For viewers, the takeaway is concrete. Offside reviews should be faster and the on-screen explanation clearer, you will get a referee's-eye angle that did not exist before, and when a decision is contested the technology will have narrowed the doubt without removing the human who has to live with the call. The tournament runs June 11 to July 19, 2026.


Frequently Asked Questions

Is the 2026 World Cup using fully automated AI referees?

No. The offside system is semi-automated: AI and sensors measure a player's position and the moment of the kick, but human referees make the final decision, especially on whether an offside player interfered with play.

What is the Adidas Trionda ball and why does it need charging?

The Trionda is the official match ball with a 500Hz inertial measurement unit inside that records every touch and the precise point of a kick. Because the sensor runs on a battery, the ball has to be charged before matches, a first for a World Cup ball.

How is offside faster than at the 2022 World Cup?

Cameras track 29 body points 50 times a second and combine that with the ball's kick data to draw the offside line automatically.

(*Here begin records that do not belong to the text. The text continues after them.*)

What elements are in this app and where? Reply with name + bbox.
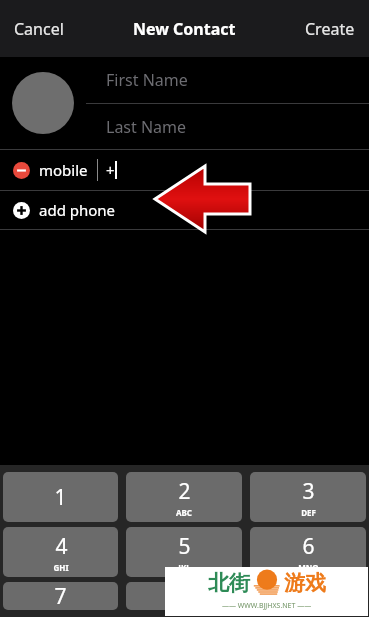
staticText: 1 bbox=[54, 483, 67, 512]
button[interactable]: Cancel bbox=[6, 12, 72, 46]
staticText: 6 bbox=[302, 532, 315, 561]
staticText: DEF bbox=[301, 507, 316, 518]
staticText: GHI bbox=[53, 562, 69, 573]
button[interactable]: 3 bbox=[250, 472, 366, 522]
button[interactable]: 6 bbox=[250, 527, 366, 577]
button[interactable]: 1 bbox=[3, 472, 118, 522]
staticText: 5 bbox=[178, 532, 191, 561]
staticText: 9 bbox=[302, 582, 315, 610]
staticText: —— WWW.BJJHXS.NET —— bbox=[222, 601, 312, 611]
staticText: 7 bbox=[54, 582, 67, 610]
staticText: 3 bbox=[302, 477, 315, 506]
staticText: add phone bbox=[39, 200, 116, 220]
button[interactable]: 9 bbox=[250, 582, 366, 610]
button[interactable]: First Name bbox=[86, 57, 369, 103]
button[interactable]: 2 bbox=[126, 472, 242, 522]
button[interactable]: 7 bbox=[3, 582, 118, 610]
staticText: Cancel bbox=[14, 18, 64, 40]
staticText: New Contact bbox=[133, 18, 236, 40]
button[interactable]: Last Name bbox=[86, 104, 369, 149]
staticText: First Name bbox=[106, 69, 188, 91]
button[interactable]: 8 bbox=[126, 582, 242, 610]
button[interactable]: Create bbox=[297, 12, 363, 46]
staticText: 2 bbox=[178, 477, 191, 506]
staticText: Last Name bbox=[106, 116, 187, 138]
staticText: Create bbox=[305, 18, 355, 40]
staticText: MNO bbox=[298, 562, 319, 573]
button[interactable]: add phone bbox=[0, 191, 369, 229]
staticText: ABC bbox=[176, 507, 192, 518]
staticText: mobile bbox=[39, 160, 88, 180]
staticText: + bbox=[106, 160, 115, 180]
staticText: 北街 bbox=[208, 570, 250, 596]
button[interactable]: Remove phone bbox=[0, 150, 369, 190]
button[interactable]: Remove phone bbox=[13, 162, 30, 179]
staticText: JKL bbox=[178, 562, 191, 573]
staticText: 4 bbox=[55, 532, 68, 561]
button[interactable]: 5 bbox=[126, 527, 242, 577]
staticText: 游戏 bbox=[284, 570, 326, 596]
button[interactable]: 4 bbox=[3, 527, 118, 577]
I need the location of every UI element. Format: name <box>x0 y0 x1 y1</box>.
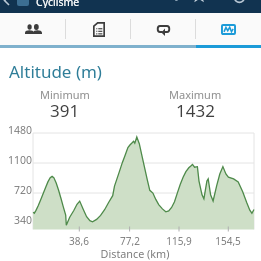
staticText: 1100 <box>2 153 32 167</box>
staticText: 154,5 <box>212 234 244 248</box>
staticText: 115,9 <box>163 234 195 248</box>
staticText: Cyclisme <box>36 0 80 8</box>
button[interactable]: Athletes <box>0 13 66 45</box>
staticText: Minimum <box>40 87 90 102</box>
button[interactable]: Favorite <box>217 0 239 13</box>
button[interactable]: Charts <box>196 13 261 45</box>
staticText: 77,2 <box>114 234 146 248</box>
button[interactable] <box>34 0 195 13</box>
staticText: 1432 <box>176 99 215 122</box>
staticText: Distance (km) <box>75 246 195 261</box>
staticText: 1480 <box>2 123 32 137</box>
button[interactable]: More options <box>195 0 217 13</box>
staticText: 340 <box>2 213 32 227</box>
button[interactable]: Navigate up <box>0 0 34 13</box>
staticText: Maximum <box>169 87 222 102</box>
staticText: 391 <box>50 99 80 122</box>
button[interactable]: Details <box>66 13 131 45</box>
button[interactable]: Refresh <box>239 0 261 13</box>
staticText: 720 <box>2 183 32 197</box>
staticText: 38,6 <box>63 234 95 248</box>
button[interactable]: Laps <box>131 13 196 45</box>
staticText: Altitude (m) <box>9 60 102 83</box>
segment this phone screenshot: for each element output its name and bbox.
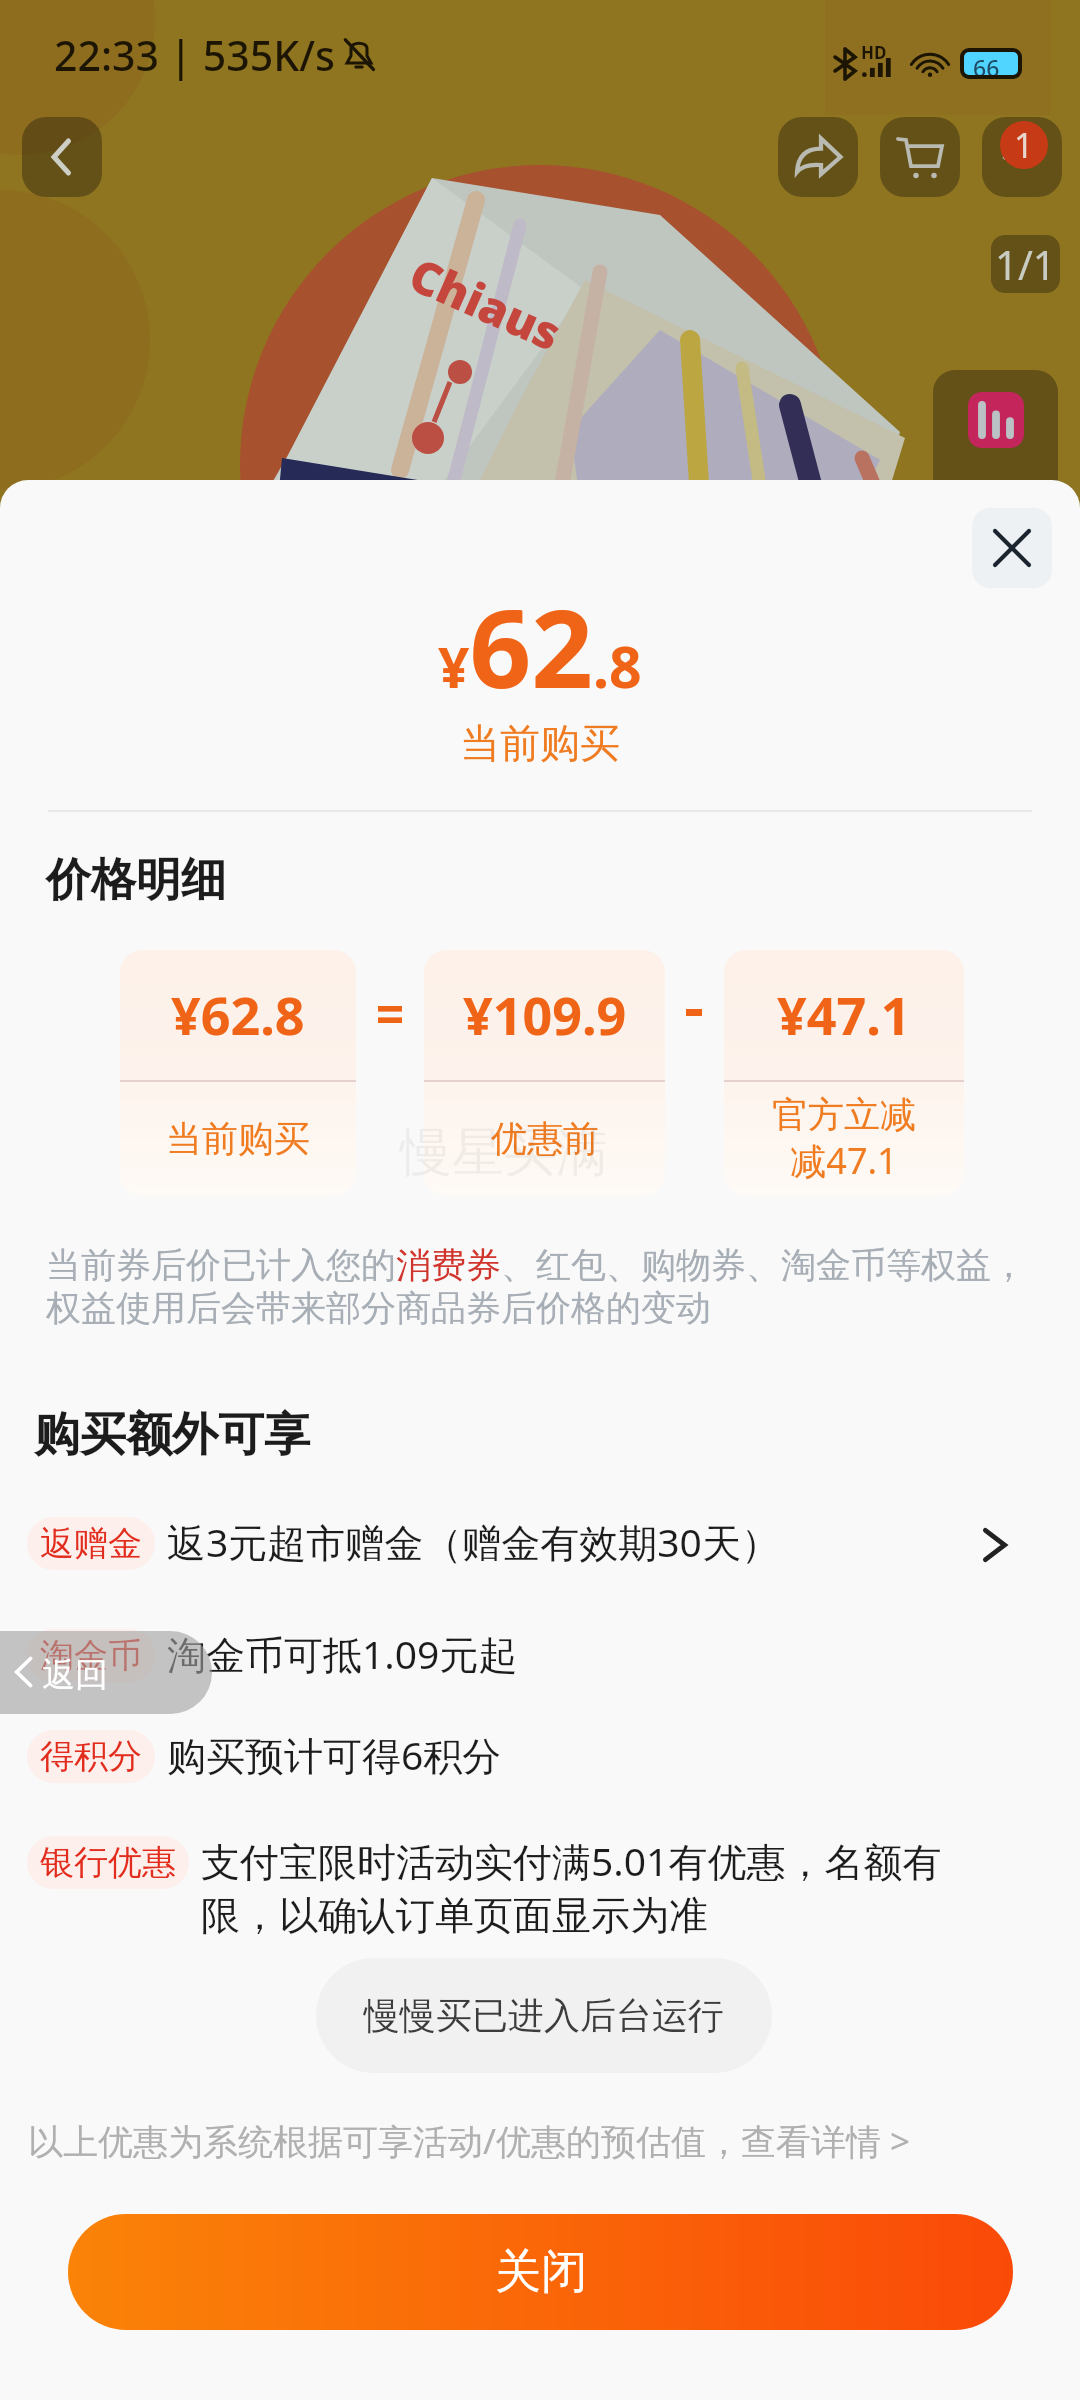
- staticText: 22:33 | 535K/s: [54, 27, 335, 83]
- button[interactable]: 关闭: [68, 2214, 1013, 2330]
- staticText: 当前券后价已计入您的消费券、红包、购物券、淘金币等权益，权益使用后会带来部分商品…: [46, 1243, 1036, 1331]
- button[interactable]: Image 1 of 1: [991, 235, 1060, 293]
- button[interactable]: 得积分: [0, 1730, 1080, 1783]
- button[interactable]: Live stream: [933, 370, 1058, 550]
- staticText: ¥47.1: [777, 979, 911, 1050]
- staticText: 官方立减 减47.1: [772, 1092, 916, 1185]
- button[interactable]: 返赠金: [0, 1517, 1080, 1570]
- staticText: 购买额外可享: [34, 1406, 310, 1464]
- staticText: 1/1: [995, 237, 1056, 291]
- staticText: Chiaus: [400, 242, 571, 365]
- staticText: 关闭: [495, 2243, 587, 2301]
- staticText: 淘金币可抵1.09元起: [167, 1627, 915, 1680]
- button[interactable]: Close: [972, 508, 1052, 588]
- button[interactable]: 以上优惠为系统根据可享活动/优惠的预估值，查看详情 >: [28, 2117, 911, 2165]
- button[interactable]: ¥47.1: [724, 950, 964, 1196]
- staticText: 返3元超市赠金（赠金有效期30天）: [167, 1515, 915, 1568]
- button[interactable]: 淘金币: [0, 1629, 1080, 1682]
- staticText: 支付宝限时活动实付满5.01有优惠，名额有限，以确认订单页面显示为准: [201, 1834, 949, 1941]
- button[interactable]: Shopping cart: [880, 117, 960, 197]
- staticText: ¥62.8: [438, 573, 642, 720]
- staticText: 66: [973, 52, 1000, 75]
- button[interactable]: Return: [0, 1631, 212, 1714]
- staticText: 慢星买满: [400, 1120, 608, 1186]
- staticText: HD: [861, 41, 887, 64]
- button[interactable]: Share: [778, 117, 858, 197]
- button[interactable]: 慢慢买已进入后台运行: [316, 1958, 772, 2073]
- staticText: 慢慢买已进入后台运行: [364, 1993, 724, 2038]
- staticText: 淘金币: [40, 1634, 142, 1677]
- staticText: 银行优惠: [40, 1841, 176, 1884]
- staticText: 1: [1014, 122, 1034, 168]
- button[interactable]: More options: [982, 117, 1062, 197]
- staticText: 优惠前: [491, 1116, 599, 1161]
- staticText: 返回: [42, 1654, 108, 1696]
- staticText: 价格明细: [46, 852, 226, 909]
- staticText: ¥109.9: [463, 979, 627, 1050]
- button[interactable]: ¥62.8: [120, 950, 356, 1196]
- staticText: ¥62.8: [171, 979, 305, 1050]
- staticText: 当前购买: [166, 1116, 310, 1161]
- button[interactable]: 银行优惠: [0, 1836, 1080, 1943]
- button[interactable]: Back: [22, 117, 102, 197]
- staticText: 得积分: [40, 1735, 142, 1778]
- button[interactable]: ¥109.9: [424, 950, 665, 1196]
- staticText: 购买预计可得6积分: [167, 1728, 915, 1781]
- staticText: 当前购买: [460, 718, 620, 768]
- staticText: 返赠金: [40, 1522, 142, 1565]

Clear positional offsides are now sent directly to on-field officials, including the assistant referee's earpiece, rather than waiting on a separate VAR review.

What do referee body cameras show viewers?

They provide a stabilized first-person view from the referee for all 104 matches. AI software smooths the shaky head-mounted footage in real time so broadcasters can show a referee's-eye angle on close incidents.